Cleveland Davidson was just 17 when he and five friends, all young black men, were arrested on the London Underground while on a night out on February 18 1972.
The Stockwell Six were accused of trying to rob British Transport Police officer Detective Sergeant Derek Ridgewell, who was in plain clothes and had previously served in the South Rhodesian, now Zimbabwean, police force.
Ridgewell claimed the six, who got on the train at Stockwell station in south London, attempted to rob him before he fought back and arrested them with a team of undercover officers.
They all pleaded not guilty, but all bar one were convicted and sent to jail or borstal, despite telling jurors that police officers had lied and subjected them to violence and threats. Davidson, now 66, was convicted of attempted robbery and sentenced to six months’ detention.
On Tuesday, three members of the Stockwell Six –Davidson, Paul Green, also now 66, and Courtney Harriot – finally had their names cleared by the Court of Appeal, which ruled that their convictions were unsafe.
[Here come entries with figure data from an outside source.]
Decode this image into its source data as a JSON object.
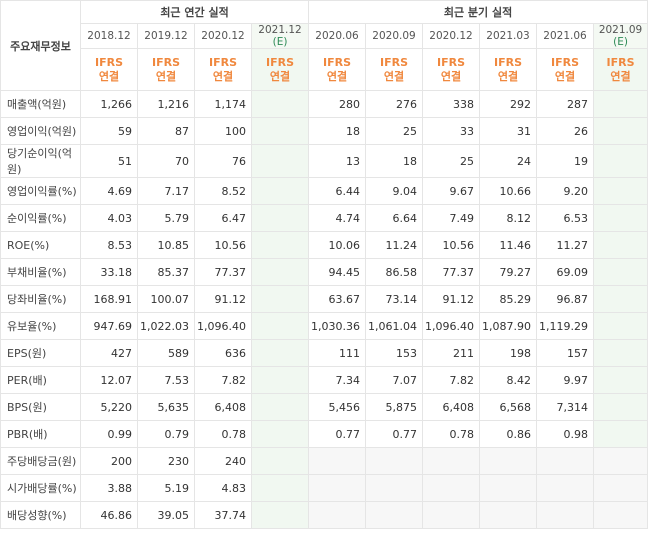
{
  "header": {
    "row_title": "주요재무정보",
    "annual_title": "최근 연간 실적",
    "quarter_title": "최근 분기 실적",
    "annual_dates": [
      "2018.12",
      "2019.12",
      "2020.12"
    ],
    "annual_est_date": "2021.12",
    "quarter_dates": [
      "2020.06",
      "2020.09",
      "2020.12",
      "2021.03",
      "2021.06"
    ],
    "quarter_est_date": "2021.09",
    "est_mark": "(E)",
    "ifrs_line1": "IFRS",
    "ifrs_line2": "연결"
  },
  "rows": [
    {
      "label": "매출액(억원)",
      "annual": [
        "1,266",
        "1,216",
        "1,174"
      ],
      "annual_est": "",
      "quarter": [
        "280",
        "276",
        "338",
        "292",
        "287"
      ],
      "quarter_est": ""
    },
    {
      "label": "영업이익(억원)",
      "annual": [
        "59",
        "87",
        "100"
      ],
      "annual_est": "",
      "quarter": [
        "18",
        "25",
        "33",
        "31",
        "26"
      ],
      "quarter_est": ""
    },
    {
      "label": "당기순이익(억원)",
      "annual": [
        "51",
        "70",
        "76"
      ],
      "annual_est": "",
      "quarter": [
        "13",
        "18",
        "25",
        "24",
        "19"
      ],
      "quarter_est": ""
    },
    {
      "label": "영업이익률(%)",
      "annual": [
        "4.69",
        "7.17",
        "8.52"
      ],
      "annual_est": "",
      "quarter": [
        "6.44",
        "9.04",
        "9.67",
        "10.66",
        "9.20"
      ],
      "quarter_est": ""
    },
    {
      "label": "순이익률(%)",
      "annual": [
        "4.03",
        "5.79",
        "6.47"
      ],
      "annual_est": "",
      "quarter": [
        "4.74",
        "6.64",
        "7.49",
        "8.12",
        "6.53"
      ],
      "quarter_est": ""
    },
    {
      "label": "ROE(%)",
      "annual": [
        "8.53",
        "10.85",
        "10.56"
      ],
      "annual_est": "",
      "quarter": [
        "10.06",
        "11.24",
        "10.56",
        "11.46",
        "11.27"
      ],
      "quarter_est": ""
    },
    {
      "label": "부채비율(%)",
      "annual": [
        "33.18",
        "85.37",
        "77.37"
      ],
      "annual_est": "",
      "quarter": [
        "94.45",
        "86.58",
        "77.37",
        "79.27",
        "69.09"
      ],
      "quarter_est": ""
    },
    {
      "label": "당좌비율(%)",
      "annual": [
        "168.91",
        "100.07",
        "91.12"
      ],
      "annual_est": "",
      "quarter": [
        "63.67",
        "73.14",
        "91.12",
        "85.29",
        "96.87"
      ],
      "quarter_est": ""
    },
    {
      "label": "유보율(%)",
      "annual": [
        "947.69",
        "1,022.03",
        "1,096.40"
      ],
      "annual_est": "",
      "quarter": [
        "1,030.36",
        "1,061.04",
        "1,096.40",
        "1,087.90",
        "1,119.29"
      ],
      "quarter_est": ""
    },
    {
      "label": "EPS(원)",
      "annual": [
        "427",
        "589",
        "636"
      ],
      "annual_est": "",
      "quarter": [
        "111",
        "153",
        "211",
        "198",
        "157"
      ],
      "quarter_est": ""
    },
    {
      "label": "PER(배)",
      "annual": [
        "12.07",
        "7.53",
        "7.82"
      ],
      "annual_est": "",
      "quarter": [
        "7.34",
        "7.07",
        "7.82",
        "8.42",
        "9.97"
      ],
      "quarter_est": ""
    },
    {
      "label": "BPS(원)",
      "annual": [
        "5,220",
        "5,635",
        "6,408"
      ],
      "annual_est": "",
      "quarter": [
        "5,456",
        "5,875",
        "6,408",
        "6,568",
        "7,314"
      ],
      "quarter_est": ""
    },
    {
      "label": "PBR(배)",
      "annual": [
        "0.99",
        "0.79",
        "0.78"
      ],
      "annual_est": "",
      "quarter": [
        "0.77",
        "0.77",
        "0.78",
        "0.86",
        "0.98"
      ],
      "quarter_est": ""
    },
    {
      "label": "주당배당금(원)",
      "annual": [
        "200",
        "230",
        "240"
      ],
      "annual_est": "",
      "quarter": [
        "",
        "",
        "",
        "",
        ""
      ],
      "quarter_est": ""
    },
    {
      "label": "시가배당률(%)",
      "annual": [
        "3.88",
        "5.19",
        "4.83"
      ],
      "annual_est": "",
      "quarter": [
        "",
        "",
        "",
        "",
        ""
      ],
      "quarter_est": ""
    },
    {
      "label": "배당성향(%)",
      "annual": [
        "46.86",
        "39.05",
        "37.74"
      ],
      "annual_est": "",
      "quarter": [
        "",
        "",
        "",
        "",
        ""
      ],
      "quarter_est": ""
    }
  ],
  "group_starts": [
    0,
    3,
    6,
    9,
    13
  ],
  "colors": {
    "ifrs": "#f0883e",
    "estimate_bg": "#f1f8f1",
    "estimate_mark": "#2e8b57",
    "empty_bg": "#f7f7f7"
  }
}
Sir Julian Flaux, sitting with Mr Justice Linden and Mr Justice Wall, said: “It is most unfortunate that it has taken nearly 50 years to rectify the injustice suffered by these appellants.” The two remaining members of the Stockwell Six who were convicted, Texo Joseph Johnson and Ronald De’Souza, have not yet been traced.
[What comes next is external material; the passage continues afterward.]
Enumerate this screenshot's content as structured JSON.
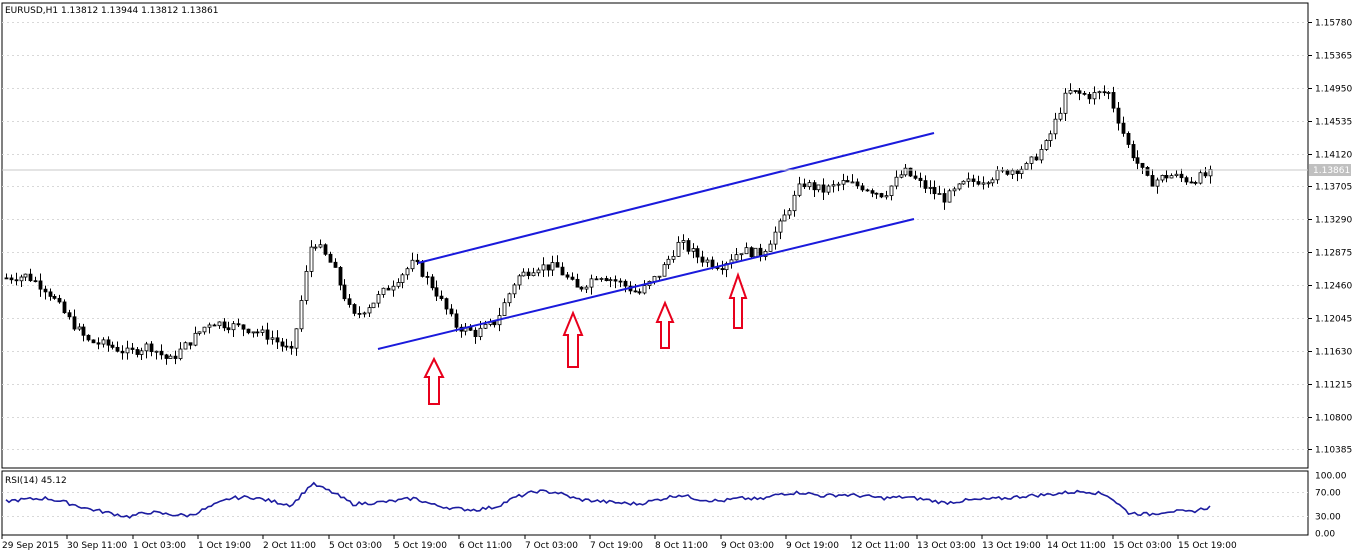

But the Criminal Cases Review Commission (CCRC), which referred the convictions to the Court of Appeal, said it is “desperate to find other men who were part of this group of friends so many years ago”. Speaking outside the Royal Courts of Justice in London after the hearing, Davidson said: “It’s vindication that we were innocent at the time. We were only young then, we did nothing.”
“It was a total stitch-up, it was a frame-up for nothing,” he added. Davidson said Ridgewell was a “corrupt and wicked and evil police officer”, adding: “We don’t know how many other people Ridgewell stitched up … it’s just endless.”
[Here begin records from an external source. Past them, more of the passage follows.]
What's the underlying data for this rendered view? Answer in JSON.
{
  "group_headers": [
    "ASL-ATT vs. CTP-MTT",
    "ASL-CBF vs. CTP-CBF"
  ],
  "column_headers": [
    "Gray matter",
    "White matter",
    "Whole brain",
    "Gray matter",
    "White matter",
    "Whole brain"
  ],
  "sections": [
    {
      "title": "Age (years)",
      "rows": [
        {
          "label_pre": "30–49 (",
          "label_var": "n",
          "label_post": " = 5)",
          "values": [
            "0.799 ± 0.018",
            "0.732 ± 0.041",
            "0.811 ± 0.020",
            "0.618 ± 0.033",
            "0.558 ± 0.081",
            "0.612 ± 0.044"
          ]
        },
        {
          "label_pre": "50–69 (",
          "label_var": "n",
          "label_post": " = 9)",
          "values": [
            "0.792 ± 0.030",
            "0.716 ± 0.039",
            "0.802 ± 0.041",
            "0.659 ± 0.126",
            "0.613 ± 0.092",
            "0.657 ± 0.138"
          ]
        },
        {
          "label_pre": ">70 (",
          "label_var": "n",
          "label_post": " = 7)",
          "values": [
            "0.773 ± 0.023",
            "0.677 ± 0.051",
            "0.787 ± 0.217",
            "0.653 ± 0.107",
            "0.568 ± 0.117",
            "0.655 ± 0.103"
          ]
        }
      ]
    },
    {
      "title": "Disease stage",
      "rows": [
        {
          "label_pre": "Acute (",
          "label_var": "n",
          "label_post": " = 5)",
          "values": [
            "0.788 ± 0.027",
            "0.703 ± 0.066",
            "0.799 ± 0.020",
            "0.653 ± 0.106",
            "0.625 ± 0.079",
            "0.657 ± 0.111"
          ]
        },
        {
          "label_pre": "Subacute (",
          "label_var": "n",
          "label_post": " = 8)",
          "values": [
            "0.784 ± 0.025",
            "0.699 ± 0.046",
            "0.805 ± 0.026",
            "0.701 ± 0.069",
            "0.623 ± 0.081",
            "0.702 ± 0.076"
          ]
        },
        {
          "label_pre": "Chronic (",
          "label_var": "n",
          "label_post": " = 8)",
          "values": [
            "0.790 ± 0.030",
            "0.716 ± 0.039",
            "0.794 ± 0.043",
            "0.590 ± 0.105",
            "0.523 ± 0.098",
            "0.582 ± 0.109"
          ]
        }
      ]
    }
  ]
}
He said his conviction had affected him for the last five decades and “ruined” his life. He asked: “We got justice today, but it has not put it right – how can it put it right?”
Winston Trew, whose 1972 conviction for attempted theft and assaulting police was overturned by the Court of Appeal in December 2019, said after the hearing that he was “very pleased” . Trew was also “fitted up” by Ridgewell and was jailed for two years, later reduced to eight months on appeal.
Ridgewell was involved in a number of high-profile and controversial cases in the early 1970s, culminating in the 1973 acquittals of the “Tottenham Court Road Two” – two young Jesuits studying at Oxford University.
He was then moved into a department investigating mailbag theft, where he joined up with two criminals with whom he split the profits of stolen mailbags.
Ridgewell was eventually caught and jailed for seven years, dying of a heart attack in prison in 1982 at the age of 37.
The case of the Stockwell Six is the third time Ridgewell’s corruption has led to wrongful convictions being overturned by the Court of Appeal.